[fpc-devel] Optimisation challenge!

Thu Dec 9 01:43:40 CET 2021

Hi everyone,

I've noticed a bit of a deep potential optimisation for faster code:

     jne     .Lj1806
     movb    $13,-40(%rbp)
     cmpq    $0,-32(%rbp)
     je      .Lj1798
     ...
.Lj1806:
     movb    $1,-40(%rbp)
.Lj1798:
     cmpb    $1,-40(%rbp)
     jne     .Lj1812

If you analyse the jumps and stack values carefully (which could be 
considered registers for sake of simplicity), you can make an assumption 
and shortcut a jump in the program flow:

- Prior to "je .Lj1798", the value of -40(%rbp) is set to 13.
- If the program flow jumps here, "cmp $1,-40(%rbp)" sets flags such 
that "jne .Lj1812" will definitely branch, because -40(%rbp) is equal to 
13 and not 1.
- Therefore, the original "je .Lj1798" branch can be redirected to "je 
.Lj1812"

In other words:

     jne     .Lj1806
     movb    $13,-40(%rbp)
     cmpq    $0,-32(%rbp)
     je      .Lj1812
     ...
.Lj1806:
     movb    $1,-40(%rbp)
.Lj1798:
     cmpb    $1,-40(%rbp)
     jne     .Lj1812

This block behaves exactly the same way, but we've removed a comparison 
and a conditional jump from the program flow, which will almost 
certainly result in a speed increase due to fewer instructions being 
executed and less pressure on the branch predictor.

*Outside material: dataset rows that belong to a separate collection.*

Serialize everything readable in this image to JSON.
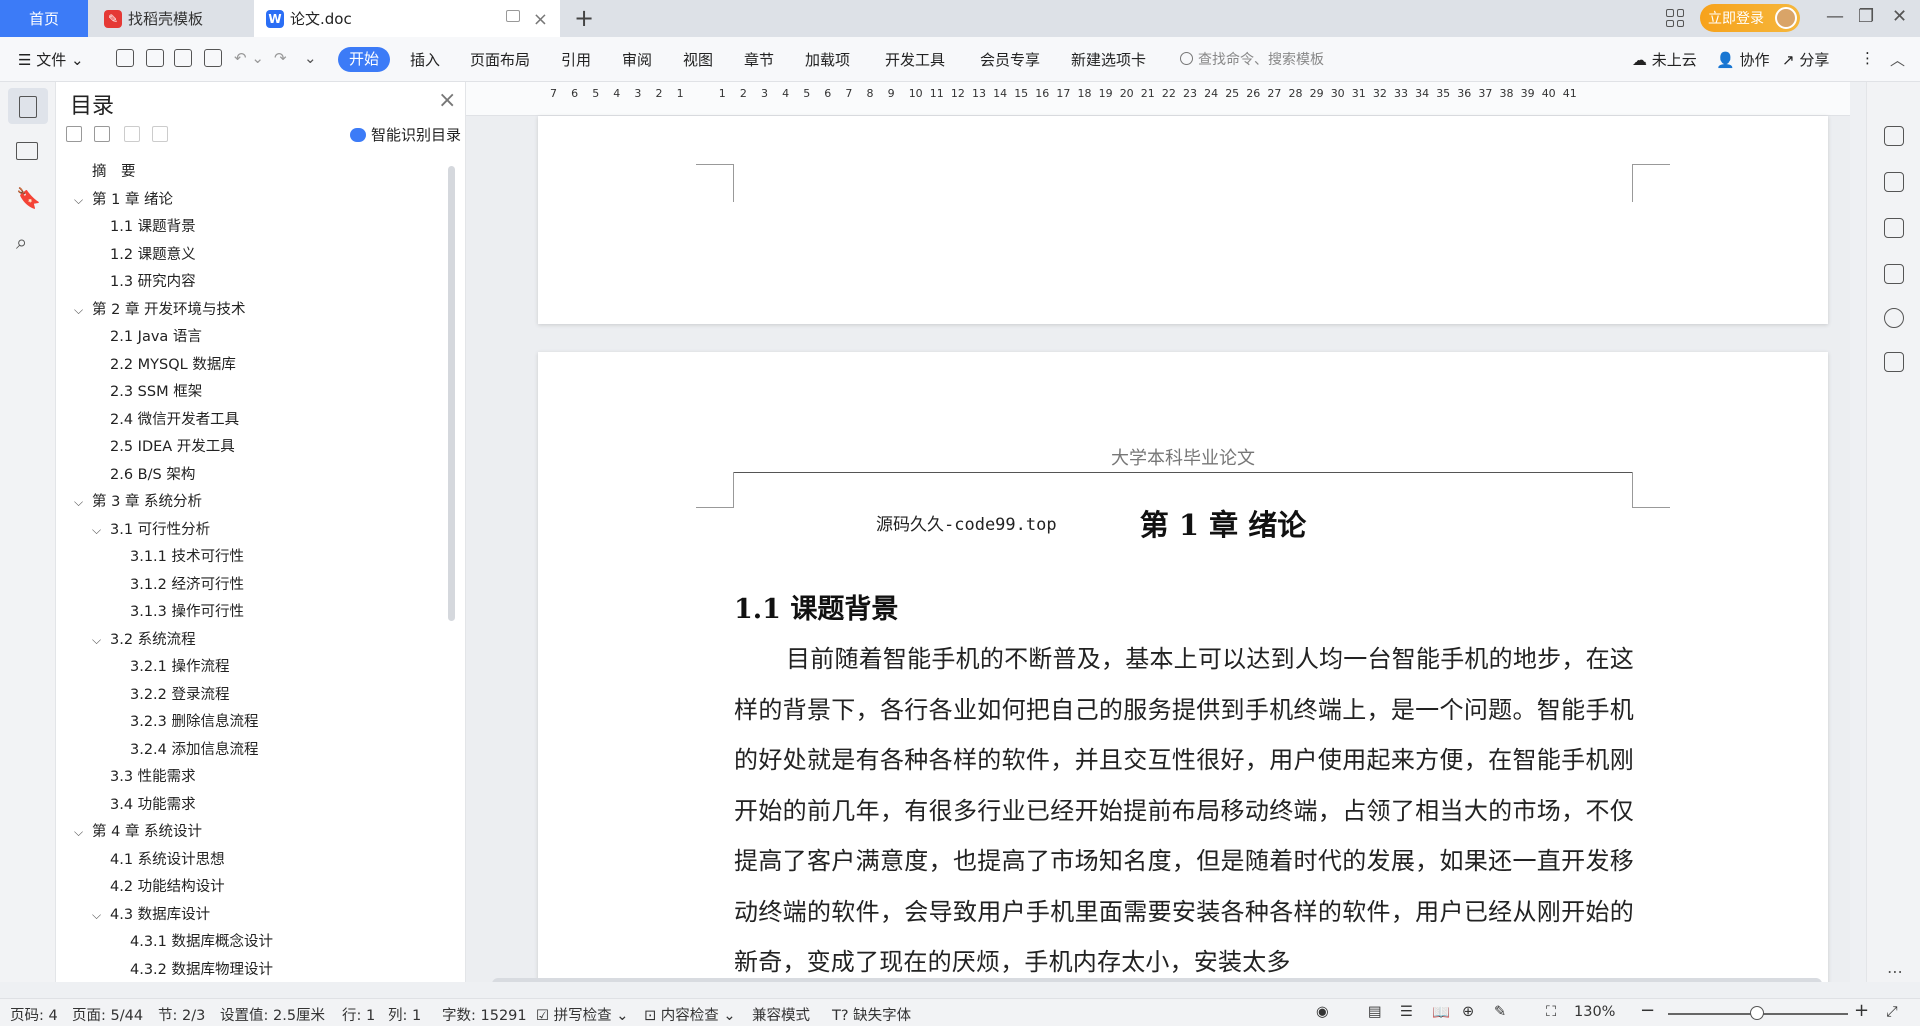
{
  "tabs": [
    {
      "label": "首页"
    },
    {
      "label": "找稻壳模板"
    },
    {
      "label": "论文.doc"
    }
  ],
  "top_right": {
    "login": "立即登录"
  },
  "toolbar": {
    "file": "文件",
    "items": [
      "开始",
      "插入",
      "页面布局",
      "引用",
      "审阅",
      "视图",
      "章节",
      "加载项",
      "开发工具",
      "会员专享",
      "新建选项卡"
    ],
    "search_placeholder": "查找命令、搜索模板",
    "cloud": "未上云",
    "collab": "协作",
    "share": "分享"
  },
  "outline": {
    "title": "目录",
    "smart": "智能识别目录",
    "items": [
      {
        "label": "摘　要",
        "level": 0,
        "chevron": false
      },
      {
        "label": "第 1 章  绪论",
        "level": 0,
        "chevron": true
      },
      {
        "label": "1.1  课题背景",
        "level": 1,
        "chevron": false
      },
      {
        "label": "1.2  课题意义",
        "level": 1,
        "chevron": false
      },
      {
        "label": "1.3  研究内容",
        "level": 1,
        "chevron": false
      },
      {
        "label": "第 2 章  开发环境与技术",
        "level": 0,
        "chevron": true
      },
      {
        "label": "2.1 Java 语言",
        "level": 1,
        "chevron": false
      },
      {
        "label": "2.2 MYSQL 数据库",
        "level": 1,
        "chevron": false
      },
      {
        "label": "2.3 SSM 框架",
        "level": 1,
        "chevron": false
      },
      {
        "label": "2.4 微信开发者工具",
        "level": 1,
        "chevron": false
      },
      {
        "label": "2.5 IDEA 开发工具",
        "level": 1,
        "chevron": false
      },
      {
        "label": "2.6 B/S 架构",
        "level": 1,
        "chevron": false
      },
      {
        "label": "第 3 章  系统分析",
        "level": 0,
        "chevron": true
      },
      {
        "label": "3.1  可行性分析",
        "level": 1,
        "chevron": true
      },
      {
        "label": "3.1.1  技术可行性",
        "level": 2,
        "chevron": false
      },
      {
        "label": "3.1.2  经济可行性",
        "level": 2,
        "chevron": false
      },
      {
        "label": "3.1.3  操作可行性",
        "level": 2,
        "chevron": false
      },
      {
        "label": "3.2  系统流程",
        "level": 1,
        "chevron": true
      },
      {
        "label": "3.2.1  操作流程",
        "level": 2,
        "chevron": false
      },
      {
        "label": "3.2.2  登录流程",
        "level": 2,
        "chevron": false
      },
      {
        "label": "3.2.3  删除信息流程",
        "level": 2,
        "chevron": false
      },
      {
        "label": "3.2.4  添加信息流程",
        "level": 2,
        "chevron": false
      },
      {
        "label": "3.3  性能需求",
        "level": 1,
        "chevron": false
      },
      {
        "label": "3.4  功能需求",
        "level": 1,
        "chevron": false
      },
      {
        "label": "第 4 章  系统设计",
        "level": 0,
        "chevron": true
      },
      {
        "label": "4.1  系统设计思想",
        "level": 1,
        "chevron": false
      },
      {
        "label": "4.2  功能结构设计",
        "level": 1,
        "chevron": false
      },
      {
        "label": "4.3  数据库设计",
        "level": 1,
        "chevron": true
      },
      {
        "label": "4.3.1  数据库概念设计",
        "level": 2,
        "chevron": false
      },
      {
        "label": "4.3.2  数据库物理设计",
        "level": 2,
        "chevron": false
      }
    ]
  },
  "ruler": {
    "ticks": [
      "7",
      "6",
      "5",
      "4",
      "3",
      "2",
      "1",
      "",
      "1",
      "2",
      "3",
      "4",
      "5",
      "6",
      "7",
      "8",
      "9",
      "10",
      "11",
      "12",
      "13",
      "14",
      "15",
      "16",
      "17",
      "18",
      "19",
      "20",
      "21",
      "22",
      "23",
      "24",
      "25",
      "26",
      "27",
      "28",
      "29",
      "30",
      "31",
      "32",
      "33",
      "34",
      "35",
      "36",
      "37",
      "38",
      "39",
      "40",
      "41"
    ]
  },
  "document": {
    "header": "大学本科毕业论文",
    "watermark": "源码久久-code99.top",
    "chapter": "第 1 章  绪论",
    "section": "1.1  课题背景",
    "paragraph": "目前随着智能手机的不断普及，基本上可以达到人均一台智能手机的地步，在这样的背景下，各行各业如何把自己的服务提供到手机终端上，是一个问题。智能手机的好处就是有各种各样的软件，并且交互性很好，用户使用起来方便，在智能手机刚开始的前几年，有很多行业已经开始提前布局移动终端，占领了相当大的市场，不仅提高了客户满意度，也提高了市场知名度，但是随着时代的发展，如果还一直开发移动终端的软件，会导致用户手机里面需要安装各种各样的软件，用户已经从刚开始的新奇，变成了现在的厌烦，手机内存太小，安装太多"
  },
  "status": {
    "page_num": "页码: 4",
    "pages": "页面: 5/44",
    "section": "节: 2/3",
    "setting": "设置值: 2.5厘米",
    "row": "行: 1",
    "col": "列: 1",
    "words": "字数: 15291",
    "spell": "拼写检查",
    "content_check": "内容检查",
    "compat": "兼容模式",
    "missing_font": "缺失字体",
    "zoom": "130%"
  }
}
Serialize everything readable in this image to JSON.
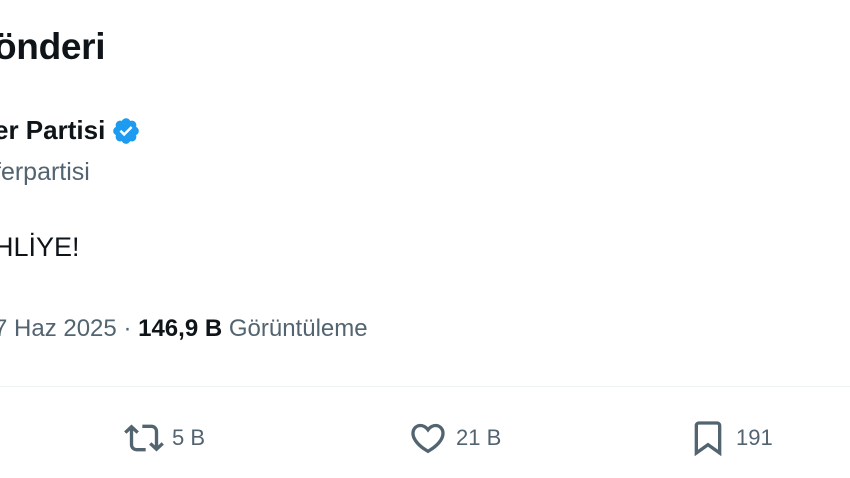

The question and challenge here though... how could one implement this 
kind of assembly-level data-flow analysis? Stopping at "je .Lj1812" 
jumping to the label and then looking ahead to see "cmpb $1,-40(%rbp); 
jne .Lj1812" is expensive enough, but then also looking backwards to 
find a matching MOV instruction is even more expensive.  Similarly, 
looking forward from "movb $13,-40(%rbp)" and analysing every 
conditional jump you come across is rather prohibitive too.  If that is 
hard enough, look at the block of code from aasmcpu.s with the ... 
filled in:

     movb    $13,-40(%rbp)
     cmpq    $0,-32(%rbp)
     je      .Lj1798
     movq    -16(%rbp),%rcx
     call    AASMCPU$_$TAICPU_$__$$_INSEND$$LONGINT
     movslq  %eax,%rax
     movq    -8(%rbp),%rdx
     movq    24(%rdx),%rdx
     subq    56(%rdx),%rax
     movzbl  -63(%rbp),%edx
     subq    %rdx,%rax
     subq    %rax,-24(%rbp)
     jmp     .Lj1798
     .p2align 4,,10
     .p2align 3
.Lj1806:
     movb    $1,-40(%rbp)
.Lj1798:
     cmpb    $1,-40(%rbp)
     jne     .Lj1812

(Note that the "cmpb $1,-40(%rbp)" instruction is caused by an 
optimisation that I'm currently developing and won't appear as such yet 
- it currently appears as "movzbl -40(%rbp),%eax; cmpl $1,%eax")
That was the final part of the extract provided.